L’homme exploite l’homme. La femme envie la femme. Partout, l’indifférence règne. La violente cupidité des hommes saccage la chair. Le pouvoir usurpe les droits et libertés. Les devoirs et les responsabilités sont relégués au second rang. Le respect et la dignité sont bafoués par l’humour et l’indifférence collective. La politesse est irrévérencieuse. La faiblesse tolère l’incompétence. L’instinct glorifie béatement la décadence. Le non-sens s’impose. La loi est fortifiée. La justice est sacrifiée à l’enchère des riches. C’est le chacun-pour-soi, le pas dans ma cour. 

 

C’est l’avènement de l’être libre prisonnier de ses bas instincts. La culture affiche ses plus basses pulsions. La science est occultée à l’intérêt du peuple insatisfait d’une consommation orchestré par le capitalisme outrancier.

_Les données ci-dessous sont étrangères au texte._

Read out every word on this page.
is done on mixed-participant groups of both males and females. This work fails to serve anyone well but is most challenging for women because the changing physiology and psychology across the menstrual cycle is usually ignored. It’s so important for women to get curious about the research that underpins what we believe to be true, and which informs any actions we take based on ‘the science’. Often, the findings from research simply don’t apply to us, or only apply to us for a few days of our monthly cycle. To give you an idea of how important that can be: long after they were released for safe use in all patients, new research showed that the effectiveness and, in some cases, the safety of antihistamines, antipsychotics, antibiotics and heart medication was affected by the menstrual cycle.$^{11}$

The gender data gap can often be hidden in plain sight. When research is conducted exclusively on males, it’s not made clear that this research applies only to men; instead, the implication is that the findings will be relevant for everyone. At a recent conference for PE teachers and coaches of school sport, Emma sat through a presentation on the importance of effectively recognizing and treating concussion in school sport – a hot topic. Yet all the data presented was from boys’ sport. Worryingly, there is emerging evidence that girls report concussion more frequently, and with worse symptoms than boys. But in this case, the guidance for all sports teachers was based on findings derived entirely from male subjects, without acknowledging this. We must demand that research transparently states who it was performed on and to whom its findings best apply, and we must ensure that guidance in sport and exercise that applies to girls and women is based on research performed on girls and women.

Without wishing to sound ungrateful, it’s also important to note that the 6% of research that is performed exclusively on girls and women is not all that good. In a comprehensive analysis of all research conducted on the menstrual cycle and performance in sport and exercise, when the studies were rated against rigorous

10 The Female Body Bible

Le sport est imprégné du sexe et de la drogue. La politique est collusive, scandaleuse et flatte sa vanité iconique dans un message vide de sens et d’action. La religion est dépassée et bloquée à ses principes archaïques. 

 

Les guerres ravagent hommes, femmes et enfants au nom des pouvoirs capitalistes, politiques et religieux. Le mariage divise et le divorce se multiplie pour une liberté provisoire et contre une société stabilisatrice. Le crime devient coutume et la justice est de plus en plus mal perçue. Patronat et syndicat ne s’écoutent plus et ne se parlent plus au détriment des employées qui paient toujours la note. 

 

Les commerçants et les entrepreneurs séduisent leurs clients pour mieux en violer les droits. La société surtaxée s’engouffre de plus en plus dans des déficits insurmontables. La nature est agressée sans la moindre conscience d’appartenance. Des gens crient au secours dans la pleine indifférence d’une humanité vide d’empathie.

 

Il est presque midi et comme tous les jours, je fais un tour dans les rues de mon quartier. C’est l’heure de ma méditation quotidienne. Soudain, une idée me traverse l’esprit. Pourquoi ne pourrait-il pas en être autrement, pourquoi la vie ne pourrait-elle pas être différente? 

 

Puis cette idée m’habite et m’excite de plus en plus. Et je me demande pourquoi l’existence est ainsi et ne pourrait-elle pas être transformée? Je me demande pourquoi l’homme et la femme se disputent-ils si souvent. Pourquoi les religions se font-elles la guerre inlassablement au nom d’un dieu roi qui n’a guère de complaisance envers ses ouailles? Pourquoi les capitalistes s’abreuvent-ils à la source des pauvres jusqu’à en tarir leur plus légitime ambition d’acquérir un simple bonheur? Je me demande pourquoi il existe tant de conflits de générations entre les jeunes et les aînés. 

 

À bien y penser, il ne serait pas si compliqué d’améliorer la situation. Il suffirait d’un peu de rien comme disait si bien le poète, il ne suffirait de presque rien. Il suffirait d’un peu de respect, d’un peu d’amour. Il suffirait d’en demander un peu moins et d’en donner un peu plus. Quiconque a l’esprit sain sait qu’il peut le faire. Pourquoi si peu de gens le font? Il est si navrant de constater qu’en ce temps de communication à outrance, ce simple petit message n’a pas encore été compris de tous. De quoi est fait l’être humain pour être si insensible à son propre bonheur? Pourquoi est-il si difficile à l’être humain de se tenir en équilibre sur sa destinée d’être supérieur? 

 

Et puis voilà que soudain je pense avoir compris. C’est là notre triste destin. Il semble que la vie soit issue de l’opposition. Nous n’y pouvons rien. Il faut naître du désir et de la convoitise, s’user dans le plaisir et la douleur et mourir dans l’indifférence et l'oubli. Serait-ce vraiment ça la vie? Est-il préférable de ne plus chercher à répondre à la question et se libérer de sa laisse?

 

Mais non, car, heureusement, contre toute attente, il y a encore des gens de passion qui s’aiment et qui aiment assez l’humanité pour nous étonner, nous faire réfléchir et agir autrement, nous motiver à faire plus, à prendre moins et à garder notre confiance latente envers la nature universelle.